WL – There’s a variety as you can imagine in terms of debt or equity and when you think about you might even have funds available from the business itself, savings or cash flow that the business generates itself. Or you might need to go borrow money either from a bank or other facilities that are out there and you can also get equity investors to help fund the business.
CL – And so of course you do need to think about how much funding you need and also what assets you currently have.
WL – Yes, absolutely and in terms of thinking about what you need, you have to think about forecasting out maybe twelve months, eighteen months, twenty-four months, so you can think about this investment and how much cash is it actually going to take because it might be more than just something upfront. You might need ongoing cash, so you need to think about that as in terms of the use and then where is that capital coming from. Like you said you might have I have capital in the business, but you might need to go outside to help fund that shortfall as you turn that investment into revenues down the road.
CL – So now let’s talk about evaluating term for debt and terms for equity.
WL – So when you think those terms for debt there’s a variety of parameters that you have to think about. The length of the debt, so it could be short-term and even long-term, one year, three year or five year. The interest rate of course, what’s the interest that you are going to have to pay? Do you have to have security? Are you pledging your own assets or the assets of the business? If it’s a bank debt, what are the covenants? What are the parameters that they’re going to require you meet? So you need to have excess cash flow to make sure that you’re always managing those covenants and making sure that you have the debt coverage ratios and things like that that you need in order to fulfill the banks need to get repaid in a timely matter.
“When you think about what you need for your investment, forecast out 12, 18, 24 months, so you’re able to see if it is more than just the upfront costs.”
CL – And what about in terms of equity?
WL – In equity it’s a whole different ballgame, so then you’re looking at what’s the price? Everybody thinks about price. How much am I giving up? How much of my company am I actually selling, because somebody else is now going to be an owner of my business, so they think about price, but there are other things are even more important like control. Do I give a board seat? Or are there other control provisions that this investor is going to prevent me from doing, when I want to expand in a certain way or higher certain n person? Are they going to say, “No you can’t do that. That’s part of the deal.” And that is something you have to think about.

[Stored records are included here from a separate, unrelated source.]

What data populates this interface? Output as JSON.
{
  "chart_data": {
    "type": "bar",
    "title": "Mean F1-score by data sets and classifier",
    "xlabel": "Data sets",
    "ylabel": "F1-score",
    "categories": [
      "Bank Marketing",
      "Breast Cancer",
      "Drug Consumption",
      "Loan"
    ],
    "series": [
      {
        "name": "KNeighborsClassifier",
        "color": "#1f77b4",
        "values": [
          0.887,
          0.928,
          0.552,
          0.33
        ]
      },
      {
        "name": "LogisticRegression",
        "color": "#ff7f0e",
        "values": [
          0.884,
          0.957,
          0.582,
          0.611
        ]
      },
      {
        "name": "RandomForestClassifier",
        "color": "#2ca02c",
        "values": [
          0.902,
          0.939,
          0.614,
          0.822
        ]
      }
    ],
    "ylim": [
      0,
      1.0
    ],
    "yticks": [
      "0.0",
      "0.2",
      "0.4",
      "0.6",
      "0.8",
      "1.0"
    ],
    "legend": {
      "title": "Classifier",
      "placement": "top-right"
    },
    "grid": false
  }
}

CL – William, you also are talking about investor fit, whether it’s financial or strategic. So can you expand on that?
WL – When somebody’s coming in, especially on the equity side, when somebody’s coming in as a financial investor, they’re looking to just to get their money out, with a return, in a certain time frame and so they have a formula and it’s going to be five years, I have to double my money or whatever it might be. As opposed to a strategic investor who will have a longer-term view of adding to your business and helping you with distribution or marketing, bringing their own skills to the table to add, so it’s a one plus one equals three situation. So it really makes a big difference whether or not you are getting a strategic investor or a financial investor.
“A strategic investor will have a longer-term view of adding to your business and helping you with distribution or marketing.”
CL – What are some of the most common mistakes people make when they’re going, you know, small business owners when they’re looking for outside investors?
WL – I think a few, one not being prepared and not understanding what all is involved in the process. And so lots of times people will get caught up in actually going out and finding the money and they don’t mind the store. So they spending so much time looking for money that the operations suffer.
CL – And how do you recommend William a small business owner managing that because the process of raising capital can be very time-consuming and they may not have a big team behind them?
WL – Absolutely, so using outside advisors, outside consultants to help you, coach you, help prepare the materials that are needed in terms of the financial projections and evaluating the terms that the investor or the bank is providing and even helping find those investors or finding the bank is something that is really helpful to an entrepreneur, an owner, founder because the team itself, you have been managing your team and your business at the same time. Now, as every entrepreneur knows it’s a 24-7 business anyway, so this is just more work for them to do, but if you can get the right outside help it makes it a lot easier.